Classical Algebra

Posted Problem Solution

Monday, September 24, 2007

There was a request in today's class to present a solution to the problem taken from the course text, p. 52, that follows. (I did not want to devote in-class time to it.)
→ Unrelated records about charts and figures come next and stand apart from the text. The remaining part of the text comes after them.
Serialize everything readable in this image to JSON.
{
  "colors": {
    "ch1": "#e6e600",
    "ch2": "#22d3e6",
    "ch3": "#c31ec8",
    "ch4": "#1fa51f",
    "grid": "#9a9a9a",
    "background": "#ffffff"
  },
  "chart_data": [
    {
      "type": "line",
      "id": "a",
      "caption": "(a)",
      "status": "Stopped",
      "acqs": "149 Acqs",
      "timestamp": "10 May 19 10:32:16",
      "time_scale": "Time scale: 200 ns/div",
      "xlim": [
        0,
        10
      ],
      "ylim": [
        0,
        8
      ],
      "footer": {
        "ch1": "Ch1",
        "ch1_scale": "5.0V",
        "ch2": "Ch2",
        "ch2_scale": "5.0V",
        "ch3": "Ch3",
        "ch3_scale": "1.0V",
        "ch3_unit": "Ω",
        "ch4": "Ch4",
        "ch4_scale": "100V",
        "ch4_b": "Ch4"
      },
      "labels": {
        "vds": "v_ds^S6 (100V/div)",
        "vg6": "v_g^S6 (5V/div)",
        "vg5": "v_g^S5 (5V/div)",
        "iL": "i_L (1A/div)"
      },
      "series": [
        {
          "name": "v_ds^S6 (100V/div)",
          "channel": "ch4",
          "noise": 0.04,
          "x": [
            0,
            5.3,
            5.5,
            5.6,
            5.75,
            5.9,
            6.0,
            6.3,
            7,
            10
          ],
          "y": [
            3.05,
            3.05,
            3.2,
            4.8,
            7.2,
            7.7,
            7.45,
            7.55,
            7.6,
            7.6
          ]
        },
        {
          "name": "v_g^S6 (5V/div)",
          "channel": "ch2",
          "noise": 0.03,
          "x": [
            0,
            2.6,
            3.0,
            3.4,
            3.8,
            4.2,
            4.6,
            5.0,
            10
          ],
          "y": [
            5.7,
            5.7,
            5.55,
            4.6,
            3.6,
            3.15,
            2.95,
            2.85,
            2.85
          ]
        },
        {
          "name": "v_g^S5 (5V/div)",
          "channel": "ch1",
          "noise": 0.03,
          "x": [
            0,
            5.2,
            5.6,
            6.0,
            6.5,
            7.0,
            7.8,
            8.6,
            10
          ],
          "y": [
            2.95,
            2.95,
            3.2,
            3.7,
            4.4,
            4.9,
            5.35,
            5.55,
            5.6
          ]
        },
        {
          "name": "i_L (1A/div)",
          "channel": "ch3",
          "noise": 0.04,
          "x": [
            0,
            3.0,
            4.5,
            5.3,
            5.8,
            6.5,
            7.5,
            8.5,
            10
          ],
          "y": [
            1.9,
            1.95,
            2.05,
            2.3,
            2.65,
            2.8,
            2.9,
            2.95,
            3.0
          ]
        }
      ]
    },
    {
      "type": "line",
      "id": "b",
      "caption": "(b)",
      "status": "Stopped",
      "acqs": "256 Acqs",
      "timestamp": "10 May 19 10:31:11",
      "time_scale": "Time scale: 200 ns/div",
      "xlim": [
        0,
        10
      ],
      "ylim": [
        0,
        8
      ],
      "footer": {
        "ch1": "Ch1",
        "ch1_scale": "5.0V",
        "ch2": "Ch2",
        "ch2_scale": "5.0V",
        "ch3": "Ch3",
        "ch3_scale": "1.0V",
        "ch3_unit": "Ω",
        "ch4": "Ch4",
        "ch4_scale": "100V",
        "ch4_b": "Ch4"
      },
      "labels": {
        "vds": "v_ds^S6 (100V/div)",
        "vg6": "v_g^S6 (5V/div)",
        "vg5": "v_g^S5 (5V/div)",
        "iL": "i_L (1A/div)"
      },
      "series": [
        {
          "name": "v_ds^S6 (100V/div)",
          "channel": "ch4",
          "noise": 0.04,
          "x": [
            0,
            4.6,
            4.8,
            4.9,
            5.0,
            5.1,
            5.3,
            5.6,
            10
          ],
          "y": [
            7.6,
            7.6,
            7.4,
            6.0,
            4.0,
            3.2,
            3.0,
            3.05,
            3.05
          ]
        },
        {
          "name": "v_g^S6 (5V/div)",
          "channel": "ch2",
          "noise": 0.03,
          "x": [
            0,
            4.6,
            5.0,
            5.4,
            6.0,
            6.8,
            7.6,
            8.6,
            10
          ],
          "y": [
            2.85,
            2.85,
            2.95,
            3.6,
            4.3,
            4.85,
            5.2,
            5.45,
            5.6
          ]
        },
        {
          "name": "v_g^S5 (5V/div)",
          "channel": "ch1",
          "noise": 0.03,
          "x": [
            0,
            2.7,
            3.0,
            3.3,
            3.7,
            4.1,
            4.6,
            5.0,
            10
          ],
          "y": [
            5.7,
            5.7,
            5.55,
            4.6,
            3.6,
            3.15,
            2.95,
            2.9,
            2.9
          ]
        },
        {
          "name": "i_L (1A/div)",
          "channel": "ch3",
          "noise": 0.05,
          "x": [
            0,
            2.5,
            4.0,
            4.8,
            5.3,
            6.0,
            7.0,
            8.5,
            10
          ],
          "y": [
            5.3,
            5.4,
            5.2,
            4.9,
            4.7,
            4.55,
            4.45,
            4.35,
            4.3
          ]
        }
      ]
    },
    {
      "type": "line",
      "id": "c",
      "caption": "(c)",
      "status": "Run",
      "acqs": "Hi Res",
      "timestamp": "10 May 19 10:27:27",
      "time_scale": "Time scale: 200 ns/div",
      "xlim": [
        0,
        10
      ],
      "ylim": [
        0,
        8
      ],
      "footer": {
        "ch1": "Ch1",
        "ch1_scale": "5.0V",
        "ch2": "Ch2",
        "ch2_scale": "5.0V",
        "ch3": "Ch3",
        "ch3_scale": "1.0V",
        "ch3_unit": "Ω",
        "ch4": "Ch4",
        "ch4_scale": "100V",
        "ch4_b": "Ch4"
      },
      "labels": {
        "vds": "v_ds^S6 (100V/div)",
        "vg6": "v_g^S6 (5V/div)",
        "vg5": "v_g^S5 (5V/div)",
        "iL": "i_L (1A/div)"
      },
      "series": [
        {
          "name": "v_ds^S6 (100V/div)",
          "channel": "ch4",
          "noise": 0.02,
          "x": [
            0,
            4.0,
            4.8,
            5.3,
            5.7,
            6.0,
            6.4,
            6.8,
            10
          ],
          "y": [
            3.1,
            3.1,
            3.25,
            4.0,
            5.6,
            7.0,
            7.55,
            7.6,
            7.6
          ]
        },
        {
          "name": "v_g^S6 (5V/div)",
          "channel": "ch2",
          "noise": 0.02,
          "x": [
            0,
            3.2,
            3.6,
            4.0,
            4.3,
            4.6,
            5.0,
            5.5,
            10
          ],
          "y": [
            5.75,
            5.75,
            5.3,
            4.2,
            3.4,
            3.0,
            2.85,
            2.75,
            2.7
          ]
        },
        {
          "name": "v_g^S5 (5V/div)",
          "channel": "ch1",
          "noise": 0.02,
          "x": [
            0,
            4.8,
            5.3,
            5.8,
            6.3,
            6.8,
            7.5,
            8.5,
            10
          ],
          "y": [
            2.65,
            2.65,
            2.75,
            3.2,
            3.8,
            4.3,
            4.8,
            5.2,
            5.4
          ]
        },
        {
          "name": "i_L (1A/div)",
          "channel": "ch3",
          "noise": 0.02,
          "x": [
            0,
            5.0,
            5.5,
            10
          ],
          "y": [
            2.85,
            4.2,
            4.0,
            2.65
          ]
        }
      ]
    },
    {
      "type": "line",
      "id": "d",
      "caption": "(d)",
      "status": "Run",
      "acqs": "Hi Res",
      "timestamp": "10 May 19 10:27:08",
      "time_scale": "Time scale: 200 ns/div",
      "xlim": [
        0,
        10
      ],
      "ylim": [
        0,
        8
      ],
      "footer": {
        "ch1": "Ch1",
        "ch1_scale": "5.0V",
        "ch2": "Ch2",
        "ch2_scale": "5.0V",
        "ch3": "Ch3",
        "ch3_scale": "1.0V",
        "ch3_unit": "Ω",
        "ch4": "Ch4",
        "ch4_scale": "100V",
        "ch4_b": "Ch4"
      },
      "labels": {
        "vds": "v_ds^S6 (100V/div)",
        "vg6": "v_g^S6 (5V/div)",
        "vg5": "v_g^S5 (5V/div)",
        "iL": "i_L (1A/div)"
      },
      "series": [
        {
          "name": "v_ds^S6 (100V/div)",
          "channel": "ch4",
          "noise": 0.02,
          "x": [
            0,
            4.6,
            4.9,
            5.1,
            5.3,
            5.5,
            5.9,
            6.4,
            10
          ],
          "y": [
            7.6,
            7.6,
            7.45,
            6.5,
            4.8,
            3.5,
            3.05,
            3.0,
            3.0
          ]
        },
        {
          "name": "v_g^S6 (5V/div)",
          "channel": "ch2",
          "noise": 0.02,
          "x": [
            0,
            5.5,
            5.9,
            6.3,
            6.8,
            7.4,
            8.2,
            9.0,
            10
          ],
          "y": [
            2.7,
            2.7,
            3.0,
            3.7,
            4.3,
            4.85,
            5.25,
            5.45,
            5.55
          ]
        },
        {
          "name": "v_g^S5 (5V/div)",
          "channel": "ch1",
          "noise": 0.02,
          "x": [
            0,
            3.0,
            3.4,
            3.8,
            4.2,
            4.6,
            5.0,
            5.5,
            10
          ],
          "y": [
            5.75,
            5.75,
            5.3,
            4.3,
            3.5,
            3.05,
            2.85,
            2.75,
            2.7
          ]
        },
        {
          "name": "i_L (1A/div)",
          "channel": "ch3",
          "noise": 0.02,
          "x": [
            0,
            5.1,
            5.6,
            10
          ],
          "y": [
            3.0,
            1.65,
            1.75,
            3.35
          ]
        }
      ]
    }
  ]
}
Problem.   If $\left(a,b\right)=1$ and $c$ is an integer, then there is some integer $m$ so that $$\left(a+bm,c\right)=1\text{.}$$

Solution. Since $\left(a,b\right)=1$, by “Bezout's Identity” every integer is an integer linear combination of $a$ and $b$. In particular, there are integers $r,s$ such that $$c=ar+bs\text{.}$$

The mechanism that is used to show that the greatest common divisor of two successive remainders in the Euclidean algorithm stays unchanged through the steps of the algorithm may be described as the principle that for any integers $x$, $y$, and $q$ one has the identity $$\begin{array}{cc}\text{(*)}& \left(x,y\right)=\left(y,x-qy\right)\text{.}\end{array}$$ Then, using this principle, for any $m$, one has: $$\begin{array}{cccc}& \hfill \left(c,a+bm\right)& \hfill =\hfill & \left(ar+bs,a+bm\right)\hfill \\ & \hfill & \hfill =\hfill & \left(a+bm,\left(ar+bs\right)-r\left(a+bm\right)\right)\text{by (*)}\hfill \\ & \hfill & \hfill =\hfill & \left(a+bm,b\left(s-m\right)\right)\hfill \end{array}$$ Now choose $m$ so that $s-m=1$, i.e., take $m=s-1$. Then $$\begin{array}{cccc}& \hfill \left(c,a+bm\right)& \hfill =\hfill & \left(a+bm,b\right)\hfill \\ & \hfill & \hfill =\hfill & \left(b,\left(a+bm\right)-mb\right)\text{by (*)}\hfill \\ & \hfill & \hfill =\hfill & \left(b,a\right)\hfill \\ & \hfill & \hfill =\hfill & 1\hfill \end{array}$$